Orhan Pamuk’un Nobel Edebiyat Ödülü’nü kazanması ve Türkiye’nin 2008 Frankfurt Kitap Fuarı’nda konuk ülke olarak yer alması, Türk edebiyatının dünyaya açılması için bir dönüm noktası oldu. Pek çok yazarımızın kitapları başka dillere çevrildi. Edebiyat dünyamızda yazarlar kadar, bir dili diğerine aktaran çevirmenlerin ince işçilikleri de önem kazandı. Pek çok yazarımızın kitaplarını kendi dillerine kazandıran çevirmenler adeta bir köprü görevi görmeye başladı. Kitapları kaleme alan yazarların yanı sıra bu kitapları başka dillere aktaran çevirmenler de yazarlar kadar edebiyat dünyasında önemli bir yer almaya başladı. Çevirmenler okuyucunun, zamanın ve dünyanın her köşesine dil engelini aşarak yolculuk yapmasının önünü açmaya başladı. Elbette bu hareketlenmede günümüz yazarları da dâhil olmak üzere çağdaş ve klasik eser ve isimler, Kültür ve Turizm Bakanlığı’nın başlattığı, kültür, sanat ve edebiyat alanındaki klasik ve çağdaş eserlerin yabancı yayınevlerince Türkçe dışındaki dillere çevrilmesi, yayımlanması ve tanıtılması esasına dayalı bir çeviri ve yayım destek programı olan TEDA projesinin payı da oldukça büyüktü. Edebiyatımızın pek çok köşe taşı eseri ve önde gelen yazarlarımızın kitaplarını kendi dillerine kazandıran çevirmenlerle konuştuk: Nane Lee, Lindita Latifi, Edit Tasnadi, Apollinari Avrutina, Justina Pilkauskaite, Galina Miskiniene, Arsalan Fasihi, Giampiero Bellingeri ve Melek Deniz-Ahmad Zakaria çifti hangi kitapları Türkçeye çevirdiğini, çevirdiği kitapların kendi ülkelerindeki okurlarında nasıl karşılık bulduğunu, Türkçe kitap çevirisinin zorluklarını ve kolaylıklarını Yeni Şafak Kitap okurlarıyla paylaştı. Buyurun

Nane Lee
Türk yazarlar ders kitabı olarak okutuluyor

lKore Hankuk Yabancı Diller Araştırma Üniversitesi Türkoloji Bölümü’nde öğretim üyesi olan Nane Lee, şu ana kadar 50’den fazla Türk edebi eserini Koreceye kazandırmış. Lee, Orhan Pamuk’un başta ‘Saf ve Düşünceli Romancı’, ‘Cevdet Bey ve Oğulları’, ‘Sessiz Ev’, ‘Kara Kitap’, ‘Kar’, ‘Benim Adım Kırmızı’ ve ‘Yeni Hayat’ kitapları olmak üzere 14 eserini, Zülfü Livaneli’nin ‘Engereğin Gözü’, İhsan Oktay Anlar’ın ‘Puslu Kıtalar Atlası’, Sait Faik Abasıyanık’ın ‘Şahmerdan’ı olmak üzere Türk Edebiyatı’nın önemli yazarlarının eserlerini çevirmiş. Çevirdiği Türkçe kitapların Kore okurlarında nasıl karşılık bulduğunu ise Lee, şu sözlerle aktarıyor: “Mesela Orhan Pamuk ve Aziz Nesin’in eserleri Kore ortaokul ve liselerinde ders kitabı olarak okutuluyor ve sınavlarda da bu eserlerden sorular çıkıyor.”

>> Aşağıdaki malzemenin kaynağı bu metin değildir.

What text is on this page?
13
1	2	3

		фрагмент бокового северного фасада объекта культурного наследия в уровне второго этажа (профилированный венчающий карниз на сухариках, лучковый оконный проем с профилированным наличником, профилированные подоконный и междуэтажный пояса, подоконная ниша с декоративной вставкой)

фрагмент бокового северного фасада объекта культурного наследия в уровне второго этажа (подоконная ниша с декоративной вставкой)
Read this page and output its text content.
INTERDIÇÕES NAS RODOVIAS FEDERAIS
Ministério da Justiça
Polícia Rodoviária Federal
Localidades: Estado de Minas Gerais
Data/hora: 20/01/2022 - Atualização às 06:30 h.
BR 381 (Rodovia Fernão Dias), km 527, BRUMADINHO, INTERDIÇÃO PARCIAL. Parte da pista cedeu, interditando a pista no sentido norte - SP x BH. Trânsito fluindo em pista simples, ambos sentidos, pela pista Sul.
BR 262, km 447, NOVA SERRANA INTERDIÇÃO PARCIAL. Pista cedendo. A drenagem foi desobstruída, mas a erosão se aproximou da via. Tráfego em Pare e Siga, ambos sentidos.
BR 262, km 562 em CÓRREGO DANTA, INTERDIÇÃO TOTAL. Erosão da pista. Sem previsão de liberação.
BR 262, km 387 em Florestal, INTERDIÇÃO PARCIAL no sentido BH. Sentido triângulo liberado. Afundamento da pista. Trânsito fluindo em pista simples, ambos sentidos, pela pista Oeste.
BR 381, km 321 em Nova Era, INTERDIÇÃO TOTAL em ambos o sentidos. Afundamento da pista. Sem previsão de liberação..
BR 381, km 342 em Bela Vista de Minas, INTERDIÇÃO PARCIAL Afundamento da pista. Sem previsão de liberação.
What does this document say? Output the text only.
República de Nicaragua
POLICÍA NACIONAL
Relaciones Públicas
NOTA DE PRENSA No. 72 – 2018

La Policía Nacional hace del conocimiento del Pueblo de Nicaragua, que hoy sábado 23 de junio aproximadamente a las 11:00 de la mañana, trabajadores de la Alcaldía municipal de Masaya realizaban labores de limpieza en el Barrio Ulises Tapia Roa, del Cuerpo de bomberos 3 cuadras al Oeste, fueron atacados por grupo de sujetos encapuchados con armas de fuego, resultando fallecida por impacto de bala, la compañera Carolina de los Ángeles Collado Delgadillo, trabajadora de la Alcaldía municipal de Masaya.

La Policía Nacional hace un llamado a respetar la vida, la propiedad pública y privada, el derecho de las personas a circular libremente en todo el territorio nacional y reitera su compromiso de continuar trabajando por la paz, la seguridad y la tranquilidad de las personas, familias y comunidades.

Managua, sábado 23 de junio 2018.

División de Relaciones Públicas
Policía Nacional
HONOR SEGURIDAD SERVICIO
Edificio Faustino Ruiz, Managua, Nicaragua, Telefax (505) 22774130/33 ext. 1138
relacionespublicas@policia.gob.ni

ORHAN PAMUK’UN LEBLEBİSİNİ NAR TANESİ YAPTIM

Lee, bir çevirmenini söz konusu bir ülkenin kültürünü, tarihini, toplumsal yapısını, deyimlerini, atasözlerini iyi bilmiyorsa edebi eserleri çevirirken zorluk çekebileceğini söylüyor ve ekliyor: “Orhan Pamuk’un ‘Benim Adım Kırmızı’nın birinci bölümünde ‘Şimdiki şikayetim, dişlerimin kanlı ağzında leblebi gibi dökülmesinden, yüzümün tanınmayacak kadar ezilmesinden, ya da bir kuyunun dibine....’ cümlesini çevirmek oldukça zordu. Çünkü Kore’de leblebi yok. Türkler bu cümleyi okuyunca ölünün halini hayal edebilir, ama Koreliler için bu imkansız. Ben de leblebiyi ‘nar taneleri’ olarak çevirdim. Çünkü nar taneleri hem diş şeklinde hem de kırmızı rengi olduğu için romandaki ölünün kanlı ağzı içini iyi ifade edeceğini düşünmüştüm.”


Lindita Latifi

Türkçe büyükannemin diliydi

Tiran Üniversitesi Tarih ve Filoloji Fakültesi Dilbilim Bölümü’nde öğretim görevlisi ve UNYT Üniversitesi Balkan Araştırmalar Müdürü olan Arnavut akademisyen Prof. Lindita Latifi, Türkçeden Arnavutçaya yaklaşık 30 roman ve kitap çevirmiş. Türkçe ile olan temasının çok erken yaşlarda başladığını söyleyen Latifi, Türkçeyi ilk olarak büyükannesinden öğrendiğini söylüyor ve şu sözlerle aktarıyor: “İlk olarak, Türkçeyi büyükannemin tatlı sesinden duydum ve küçüklüğümden itibaren yabancı bir dil olarak onun ses tonlamasına alıştım. Hiçbir kelimeyi çevirmeden benimle ‘o dille’ konuşurdu. ‘Bosfor’, ‘Boğaz’, “Cami’, “Mavi”, ‘Masmavi’ gibi kelimelerin defalarca tekrarlandığını duyuyordum. Söylediği bu yabancı kelimelerin sesi kulaklarıma güzel bir melodi, ilkbahar poyrazı gibi gelirdi. Ninem yakınlarına, diline ve onlarla ilgili olan her şeye hasret duyardı. O geçmişine, bildiği şeylere hasret duyar; ben ise bilinmeyene... Ninemi kaybettikten yıllar sonra ninemin hasretini ve onun güzel gözlerini özlemle anıyordum. Uzun bir ısüre boyunca kalbimin bir köşesinde hayal ettiğim Türkiye’yi, ninemin Türkiye’sini, sade, mütevazı ama sevgi dolu olan Türkiye’yi kurdum. Yıllar boyunca bulabildiğim her Türkçe şarkı, film, şiir, edebiyat, tarih, yemek tarifleri, fıkra ve her şeyle beslenmeye çalıştım. Kısacası Türkçe babaannemin diliydi; kalbimindili haline geldi ve zamanla hayatımda ayrılmaz bir yoldaşım oldu.”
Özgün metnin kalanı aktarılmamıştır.